Ihre Liebesheirat mit Arvid Harnack führt die schwärmerische Literaturstudentin aus Milwaukee/Wisconsin in eine der liberal-bürgerlichen Akademikerfamilien Deutschlands. Doch sie behält ihren Mädchennamen und ihre Selbstständigkeit bei, in Deutschland nennt sie sich Harnack-Fish und in den USA Fish-Harnack. Sie promoviert in amerikanischer Literatur, Philosophie und Wirtschaftswissenschaften. Sie genießt das intellektuelle Umfeld der Harnacks – die Familien Bonhoeffer und Delbrück gehören zu den Freunden des Hauses – und macht Übersetzungen. Ein schönes, reiches Leben, trotz materieller Schlichtheit, wie es schon bald in Deutschland nicht mehr möglich sein sollte. Der Nationalsozialismus gewinnt zunehmend Einfluss, was Mildred am 1. Februar 1930 in einem Brief an ihre Mutter auf die schlechte wirtschaftliche Lage als Folge des Ersten Weltkrieges zurückführt: »Du kannst dir nicht vorstellen, warum die Deutschen ihre Teller so sauber kratzen.«

Mildred arbeitet ab 1930 an der Berliner Friedrich-Wilhelm-Universität als Dozentin für amerikanische und englische Literatur. Nach dem Zusammenbruch der Börsen 1929 waren Arvid und Mildred überzeugt, in der aufstrebenden Sowjetunion ein Paradebeispiel der neuen Wirtschaftsentwicklung gefunden zu haben. Mehrere Reisen lassen Arvid immer begeisterter zurückkehren, während Mildred dort sehr wohl die Diskrepanzen des stalinistischen Regimes wahrnimmt. Mitte der dreißiger Jahre gerät das Ehepaar zunehmend in eine gesellschaftliche Isolation, viele seiner besten Freunde emigrieren. Sie könnte in die USA zurückkehren, will aber ihren Mann nicht zurücklassen, der, inzwischen Mitglied der NSDAP, beginnt, im Wirtschaftsministerium Karriere zu machen – und zugleich Informationen nach Moskau weitergibt, wie Brysac in Harnacks sowjetischer Akte nachlesen konnte. Dass diese brisanten Geheimnisse eine Beziehung belasten, steht bei Brysac zwischen den Zeilen. Vielmehr entsteht der Eindruck einer aufopferungsvollen Frau, die in ihrer Freizeit zusätzlich am ersten Abendgymnasium Deutschlands Erwachsene unterrichtet.
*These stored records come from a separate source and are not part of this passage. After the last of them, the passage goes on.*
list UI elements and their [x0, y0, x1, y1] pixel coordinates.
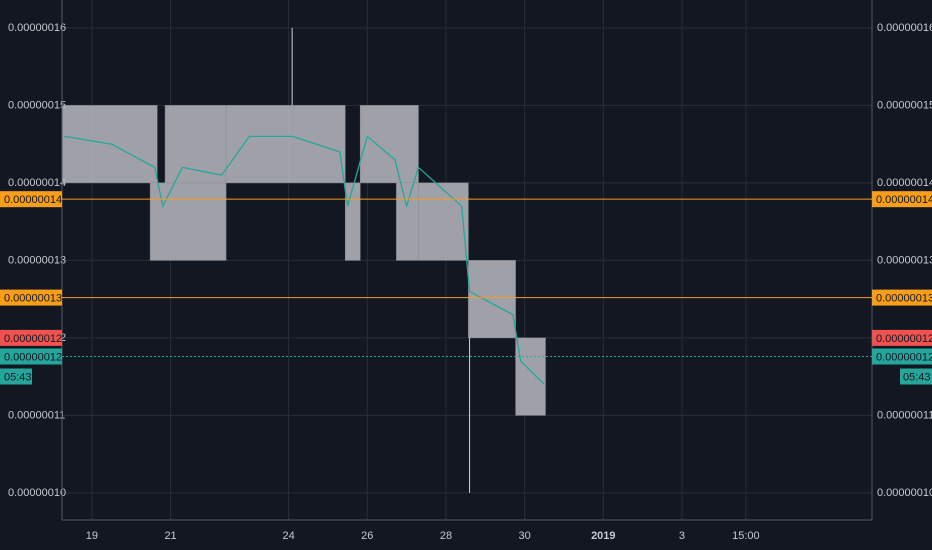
- x-tick-label: 30: [519, 530, 531, 542]
- price-line: [64, 135, 545, 385]
- price-label-bg: [0, 348, 62, 365]
- y-tick-label: 0.00000013: [877, 254, 932, 266]
- price-label: 0.00000012: [4, 333, 62, 345]
- price-label-bg: [872, 329, 932, 346]
- x-tick-label: 15:00: [732, 530, 760, 542]
- box: [515, 337, 546, 416]
- countdown-bg: [900, 368, 932, 385]
- price-label-bg: [0, 329, 62, 346]
- x-tick-label: 26: [361, 530, 373, 542]
- box: [344, 182, 361, 261]
- price-label-bg: [872, 289, 932, 306]
- countdown-bg: [0, 368, 32, 385]
- price-label-bg: [872, 348, 932, 365]
- y-tick-label: 0.00000014: [877, 177, 932, 189]
- y-tick-label: 0.00000016: [8, 22, 66, 34]
- x-tick-label: 2019: [591, 530, 615, 542]
- price-label: 0.00000013: [4, 292, 62, 304]
- y-tick-label: 0.00000016: [877, 22, 932, 34]
- x-tick-label: 28: [440, 530, 452, 542]
- box: [396, 182, 419, 261]
- price-label: 0.00000012: [876, 333, 932, 345]
- x-tick-label: 24: [282, 530, 294, 542]
- box: [468, 260, 516, 339]
- price-label-bg: [0, 191, 62, 208]
- countdown: 05:43: [4, 371, 32, 383]
- price-label: 0.00000013: [876, 292, 932, 304]
- box: [418, 182, 469, 261]
- y-tick-label: 0.00000011: [877, 409, 932, 421]
- x-tick-label: 19: [86, 530, 98, 542]
- x-tick-label: 3: [679, 530, 685, 542]
- y-tick-label: 0.00000011: [8, 409, 65, 421]
- box: [225, 105, 346, 184]
- y-tick-label: 0.00000014: [8, 177, 66, 189]
- y-tick-label: 0.00000013: [8, 254, 66, 266]
- price-label: 0.00000014: [4, 194, 62, 206]
- y-tick-label: 0.00000010: [877, 487, 932, 499]
- price-label: 0.00000012: [4, 351, 62, 363]
- price-label-bg: [0, 289, 62, 306]
- y-tick-label: 0.00000015: [877, 99, 932, 111]
- countdown: 05:43: [903, 371, 931, 383]
- y-tick-label: 0.00000015: [8, 99, 66, 111]
- box: [149, 182, 227, 261]
- price-label: 0.00000012: [876, 351, 932, 363]
- box: [359, 105, 419, 184]
- x-tick-label: 21: [164, 530, 176, 542]
- price-label: 0.00000014: [876, 194, 932, 206]
- box: [164, 105, 227, 184]
- price-label-bg: [872, 191, 932, 208]
- y-tick-label: 0.00000010: [8, 487, 66, 499]
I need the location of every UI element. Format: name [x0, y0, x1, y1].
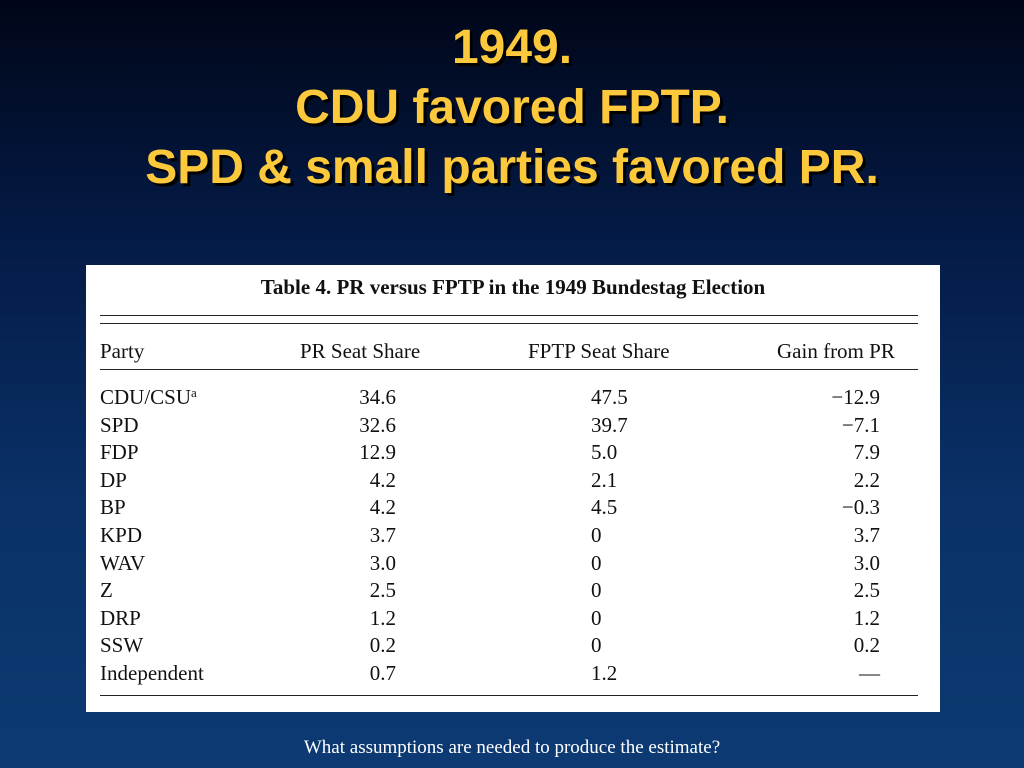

Unter dem Eindruck des beginnenden Krieges intensivieren die beiden ihre Suche nach Gleichgesinnten. In dem jungen Ehepaar Schulze-Boysen finden sie ein Pendant, das allerdings Lebenslust wie Labilität in sich zu vereinen scheint. Harro Schulze-Boysen versucht ebenso wie Arvid, im System Karriere zu machen: Als Oberleutnant im Luftwaffenführungsstab hat Schulze-Boysen Zugang zu geheimen Dokumenten. Er und Harnack kooperieren mit einem in Berlin tätigen Mitarbeiter des sowjetischen Nachrichtendienstes. Schulze-Boysen berichtet ihm über die deutschen Angriffspläne. Sie versuchen, Moskau per Funk zu informieren, doch die Bemühungen sind derart amateurhaft, dass nur ein Gruß sein Ziel erreicht. Doch die Berliner Sektion ist Teil eines europaweiten Spionagenetzes – und fliegt durch einen Zufall auf.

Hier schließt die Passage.